Oxford-Bags als stetige Begleiter
Zur Präsentation seiner Winterkollektion 2023/2024 war diesmal das Theater selbst zu Stokey-Daley gekommen – in Gestalt des legendären britischen Schauspielers Sir Ian McKellen, der sich selbst zum Mitwirken bei der Veranstaltung angeboten und eine Lesung aus Alfred Tennysons „The Coming of Arthur“ gehalten hatte. „Es ist keine Überraschung“, so das Männermagazin „GQ“, „dass der Schauspieler bei Stokey-Daley mitmachen wollte. In nur drei Saisons hat dieser sich von einem Neuling auf der Bühne der London Fashion Week zu einem der meistdiskutierten Designer der Hauptstadt entwickelt.“ Nach eigenem Bekunden ist der Designer diesmal zu neuen Ufern aufgebrochen, wobei seine Kreationen an Relikte nach einem Schiffbruch auf hoher See erinnern: zerrissene, bauschige Hemden, zerschlissene Strickwaren und zerfetzte, schalartige Wolloberteile. Dazu übergroße Anzüge mit hübschen Matrosenkragen, ballonige Faltenhosen oder marineblaue Peacoats aus Moleskin.

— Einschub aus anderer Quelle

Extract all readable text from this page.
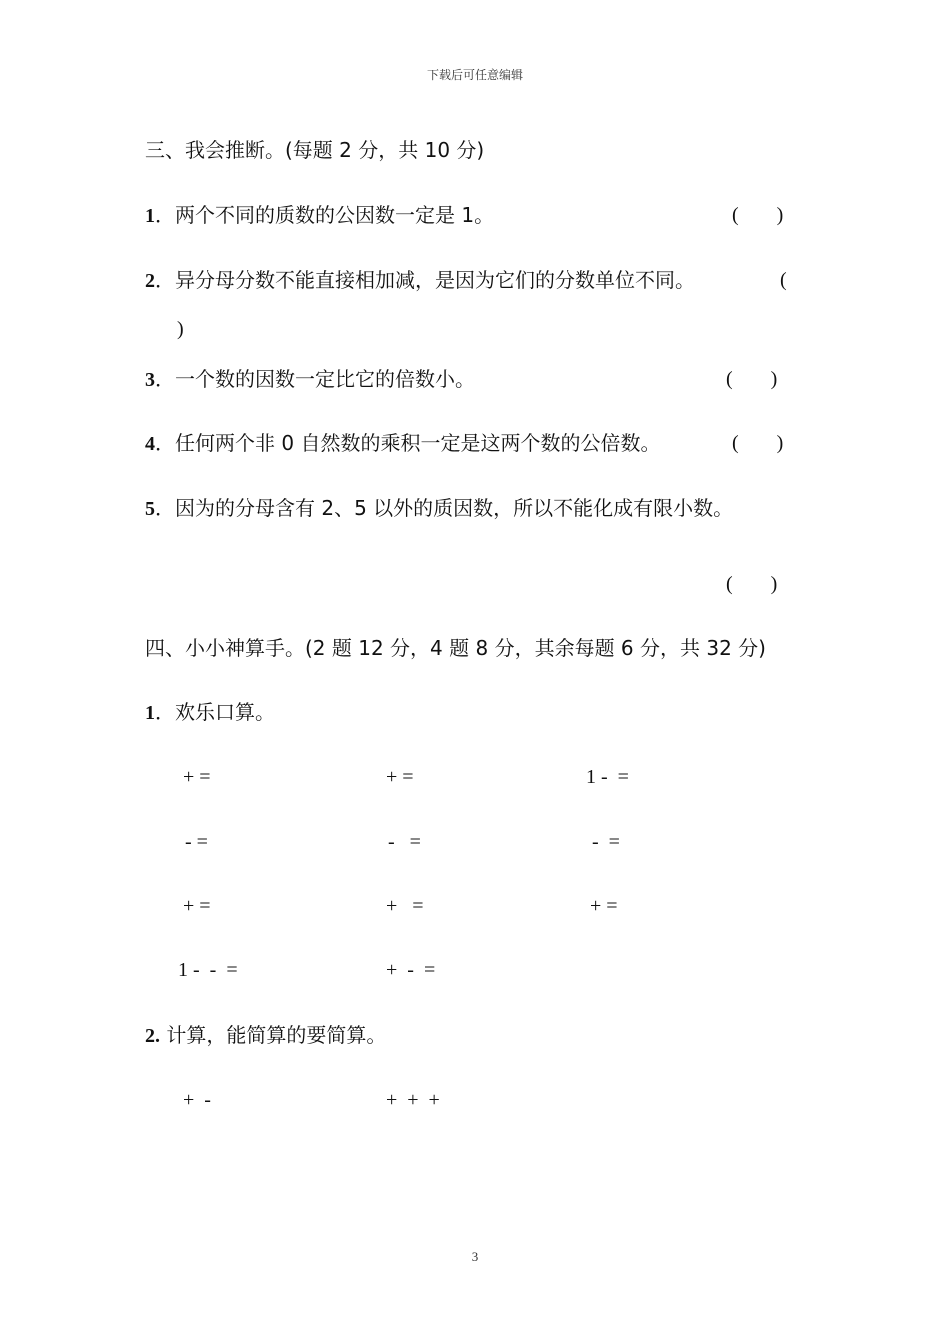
下载后可任意编辑
三、我会推断。(每题 2 分，共 10 分)
1．两个不同的质数的公因数一定是 1。	( )
2．异分母分数不能直接相加减，是因为它们的分数单位不同。	(
)
3．一个数的因数一定比它的倍数小。	( )
4．任何两个非 0 自然数的乘积一定是这两个数的公倍数。	( )
5．因为的分母含有 2、5 以外的质因数，所以不能化成有限小数。
( )
四、小小神算手。(2 题 12 分，4 题 8 分，其余每题 6 分，共 32 分)
1．欢乐口算。
+ =	+ =	1 -  =
- =	-   =	-  =
+ =	+   =	+ =
1 -  -  =	+  -  =
2. 计算，能简算的要简算。
+  -	+  +  +
3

Und noch etwas ist neu, nämlich der Vorstoß in die elegante Abendmode, wofür Stokey-Daley schmückende Pailletten auf kastenförmigen Anzüge oder Krawatten in die Männermode einführte. Recht schräg hingegen die nackten männlichen Pin-ups auf Satinhemden oder Roben. Auch für die Damen hatte der Designer wieder einiges im Angebot, beispielsweise ein schräg geschnittenes Seidenkleid in dunklem Ozeanblau oder ein locker aufgeknöpftes Hemdblusenkleid, das in einen bodenlangen Rock überging. In seiner Sommerkollektion 2024 hat sich Stokey-Daley schließlich die Würdigung britischer Künstler und Handwerker zum Ziel gesetzt. Es finden sich klar geschnittene Anzüge neben plissierten Shorts oder übergroße Wollpullover mit Hunde- oder Entenstickereien. Die gehäkelten Baumwollhemden, die Wappenröcke und natürlich seine längst zur Marken-DNA gewordenen weiten Oxford-Bags nicht zu vergessen.